A Workington woman has been sentenced after bogus online Universal Credit claims were made in her name — and more than £3,000 paid out.
Alisha Agnew, 28, of Cross Street, was in receipt of the living cost payment help around the turn of 2019. This ended in February of that year.
But once in March, 2019, and then twice on a single date in May, online Universal Credit claims were made in Agnew’s name using the same details.
On both occasions there were swift and repeated “change of circumstances” amendments to the applications.
One stated she had housing costs to a private landlord; another claimed she was the primary carer for three children; and there were also requests for advance credit claims.
Payments totalling £3,028 were then made although the claims were closed when requests for evidence were met with silence.
During an interview in late 2019, Agnew confessed to living rent-free with her grandparents during that period, and never having primary responsibility for any children.
She knew she wasn’t eligible for payments due to her paid work as a cleaner.
There had been written offers of an administrative penalty but the matter moved to prosecution after she failed to engage with appointments.

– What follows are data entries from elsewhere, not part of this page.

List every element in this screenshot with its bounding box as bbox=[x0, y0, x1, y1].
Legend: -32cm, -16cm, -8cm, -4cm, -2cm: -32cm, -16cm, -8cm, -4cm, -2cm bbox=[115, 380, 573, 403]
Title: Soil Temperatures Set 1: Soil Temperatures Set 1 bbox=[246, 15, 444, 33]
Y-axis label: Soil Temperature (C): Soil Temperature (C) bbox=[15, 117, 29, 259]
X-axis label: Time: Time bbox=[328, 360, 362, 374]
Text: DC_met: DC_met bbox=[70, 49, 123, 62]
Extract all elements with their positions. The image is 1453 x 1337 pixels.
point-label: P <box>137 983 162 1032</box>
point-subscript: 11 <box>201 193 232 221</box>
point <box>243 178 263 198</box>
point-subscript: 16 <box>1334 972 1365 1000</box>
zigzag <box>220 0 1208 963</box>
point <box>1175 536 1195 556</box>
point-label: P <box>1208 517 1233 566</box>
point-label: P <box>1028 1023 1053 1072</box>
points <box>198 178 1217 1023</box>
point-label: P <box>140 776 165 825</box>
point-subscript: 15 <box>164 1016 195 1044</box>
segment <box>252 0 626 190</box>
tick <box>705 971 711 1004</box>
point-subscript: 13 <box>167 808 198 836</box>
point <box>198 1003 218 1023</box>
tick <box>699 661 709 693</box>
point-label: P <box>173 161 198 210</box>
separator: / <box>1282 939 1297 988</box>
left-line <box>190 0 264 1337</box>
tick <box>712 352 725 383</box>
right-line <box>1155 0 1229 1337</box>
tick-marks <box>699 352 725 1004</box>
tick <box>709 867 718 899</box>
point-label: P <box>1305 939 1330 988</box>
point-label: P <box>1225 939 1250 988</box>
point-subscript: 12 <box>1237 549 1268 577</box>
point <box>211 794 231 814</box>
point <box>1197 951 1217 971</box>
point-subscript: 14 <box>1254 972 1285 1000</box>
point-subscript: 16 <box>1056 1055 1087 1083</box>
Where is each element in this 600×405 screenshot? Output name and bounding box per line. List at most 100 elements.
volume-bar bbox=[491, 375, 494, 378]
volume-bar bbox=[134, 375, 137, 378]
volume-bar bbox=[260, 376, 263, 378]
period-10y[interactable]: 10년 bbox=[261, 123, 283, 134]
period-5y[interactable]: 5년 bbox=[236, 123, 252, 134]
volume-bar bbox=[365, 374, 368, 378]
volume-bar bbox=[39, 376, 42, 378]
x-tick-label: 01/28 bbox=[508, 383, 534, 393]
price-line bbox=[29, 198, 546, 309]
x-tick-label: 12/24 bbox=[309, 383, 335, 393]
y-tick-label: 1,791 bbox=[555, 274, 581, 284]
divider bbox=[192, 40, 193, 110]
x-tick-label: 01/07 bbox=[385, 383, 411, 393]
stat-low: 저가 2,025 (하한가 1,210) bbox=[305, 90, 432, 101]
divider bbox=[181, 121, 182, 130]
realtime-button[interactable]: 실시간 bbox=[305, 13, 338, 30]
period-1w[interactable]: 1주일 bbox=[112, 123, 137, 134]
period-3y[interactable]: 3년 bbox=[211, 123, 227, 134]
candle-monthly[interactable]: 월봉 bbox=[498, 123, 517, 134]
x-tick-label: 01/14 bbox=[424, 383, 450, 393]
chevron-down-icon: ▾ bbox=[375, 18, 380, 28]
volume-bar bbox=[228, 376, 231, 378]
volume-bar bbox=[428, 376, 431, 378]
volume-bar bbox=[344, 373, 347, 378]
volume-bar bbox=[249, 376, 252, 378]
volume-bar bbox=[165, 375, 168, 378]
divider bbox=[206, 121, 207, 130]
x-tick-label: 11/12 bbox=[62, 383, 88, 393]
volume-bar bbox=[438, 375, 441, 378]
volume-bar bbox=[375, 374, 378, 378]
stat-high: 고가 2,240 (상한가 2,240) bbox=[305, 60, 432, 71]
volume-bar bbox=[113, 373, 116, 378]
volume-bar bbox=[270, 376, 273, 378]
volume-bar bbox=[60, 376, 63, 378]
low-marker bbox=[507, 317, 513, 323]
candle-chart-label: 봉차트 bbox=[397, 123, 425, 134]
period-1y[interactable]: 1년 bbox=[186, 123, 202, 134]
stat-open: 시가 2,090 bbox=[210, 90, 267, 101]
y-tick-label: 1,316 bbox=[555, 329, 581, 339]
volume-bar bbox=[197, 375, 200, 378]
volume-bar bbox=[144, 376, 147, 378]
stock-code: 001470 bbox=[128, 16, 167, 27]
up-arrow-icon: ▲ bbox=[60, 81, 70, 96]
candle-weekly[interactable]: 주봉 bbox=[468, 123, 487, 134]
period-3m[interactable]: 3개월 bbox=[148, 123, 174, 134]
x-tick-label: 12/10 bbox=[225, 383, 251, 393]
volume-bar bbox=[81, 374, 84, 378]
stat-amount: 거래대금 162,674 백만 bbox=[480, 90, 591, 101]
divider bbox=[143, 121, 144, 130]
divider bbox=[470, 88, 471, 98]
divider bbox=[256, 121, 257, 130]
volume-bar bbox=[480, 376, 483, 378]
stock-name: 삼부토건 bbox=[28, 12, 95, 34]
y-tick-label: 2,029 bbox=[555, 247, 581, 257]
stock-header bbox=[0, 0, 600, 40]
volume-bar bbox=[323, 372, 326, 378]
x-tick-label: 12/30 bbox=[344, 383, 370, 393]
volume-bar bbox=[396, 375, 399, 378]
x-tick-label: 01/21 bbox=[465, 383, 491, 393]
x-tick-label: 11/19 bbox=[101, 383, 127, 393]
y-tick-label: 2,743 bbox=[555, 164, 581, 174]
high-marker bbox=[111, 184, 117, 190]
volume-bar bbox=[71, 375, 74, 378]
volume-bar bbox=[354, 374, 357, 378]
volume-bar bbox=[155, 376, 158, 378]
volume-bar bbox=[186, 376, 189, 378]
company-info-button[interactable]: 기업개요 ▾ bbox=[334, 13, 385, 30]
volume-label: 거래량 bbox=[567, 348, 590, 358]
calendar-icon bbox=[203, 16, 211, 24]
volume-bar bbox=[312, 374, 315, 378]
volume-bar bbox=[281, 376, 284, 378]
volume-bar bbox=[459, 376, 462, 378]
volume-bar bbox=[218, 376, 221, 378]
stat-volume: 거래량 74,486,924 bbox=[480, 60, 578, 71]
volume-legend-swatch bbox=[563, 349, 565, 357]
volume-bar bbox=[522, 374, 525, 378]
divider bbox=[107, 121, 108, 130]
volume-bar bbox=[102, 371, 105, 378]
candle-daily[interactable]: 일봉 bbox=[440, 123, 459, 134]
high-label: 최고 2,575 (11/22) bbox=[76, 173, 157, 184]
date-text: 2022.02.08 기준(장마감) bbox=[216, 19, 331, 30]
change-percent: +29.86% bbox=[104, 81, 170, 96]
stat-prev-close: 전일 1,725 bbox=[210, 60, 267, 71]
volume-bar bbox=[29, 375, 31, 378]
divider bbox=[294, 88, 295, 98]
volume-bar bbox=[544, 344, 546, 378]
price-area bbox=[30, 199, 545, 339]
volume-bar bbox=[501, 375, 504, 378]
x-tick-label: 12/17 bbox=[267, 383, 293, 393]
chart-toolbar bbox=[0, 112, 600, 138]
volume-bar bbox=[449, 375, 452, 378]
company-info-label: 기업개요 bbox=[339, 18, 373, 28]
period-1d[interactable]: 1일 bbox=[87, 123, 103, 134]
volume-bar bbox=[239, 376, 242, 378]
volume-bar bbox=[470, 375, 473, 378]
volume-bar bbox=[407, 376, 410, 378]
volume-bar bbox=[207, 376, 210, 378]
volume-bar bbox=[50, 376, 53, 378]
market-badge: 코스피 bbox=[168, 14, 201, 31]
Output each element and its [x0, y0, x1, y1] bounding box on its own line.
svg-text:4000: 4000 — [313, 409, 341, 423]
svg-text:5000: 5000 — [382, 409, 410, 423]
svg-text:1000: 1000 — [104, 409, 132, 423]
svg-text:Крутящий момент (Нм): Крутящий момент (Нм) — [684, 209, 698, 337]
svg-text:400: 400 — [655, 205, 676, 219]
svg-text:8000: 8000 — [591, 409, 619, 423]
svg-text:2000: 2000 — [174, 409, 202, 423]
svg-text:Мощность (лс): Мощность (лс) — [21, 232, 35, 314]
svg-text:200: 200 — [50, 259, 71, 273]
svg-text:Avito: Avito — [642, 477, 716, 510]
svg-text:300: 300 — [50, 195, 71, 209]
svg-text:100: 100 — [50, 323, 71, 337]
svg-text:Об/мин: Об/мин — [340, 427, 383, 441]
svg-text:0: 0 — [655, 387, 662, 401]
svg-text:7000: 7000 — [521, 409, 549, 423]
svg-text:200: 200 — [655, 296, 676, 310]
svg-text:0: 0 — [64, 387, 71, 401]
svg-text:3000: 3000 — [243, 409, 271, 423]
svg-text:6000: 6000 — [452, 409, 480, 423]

Agnew admitted three charges of dishonestly retaining an unlawful credit.
Prosecutor Andrew Evans said it had been a “targeted attempt to exploit an Achilles heel in the Universal Credit system”, accepted the efforts were “doomed from the start” but did not dispute Agnew had help.
Judith McCullough, defending, said the case had been a “salutary lesson” for the defendant – now the mother of a young child and a woman without previous convictions.
Imposing a 12-month community order and a five-month electronically tagged night time curfew, Recorder Philip Grundy told Agnew of her criminal conduct: “You were always going to get caught. You are now in the dock for sentence.”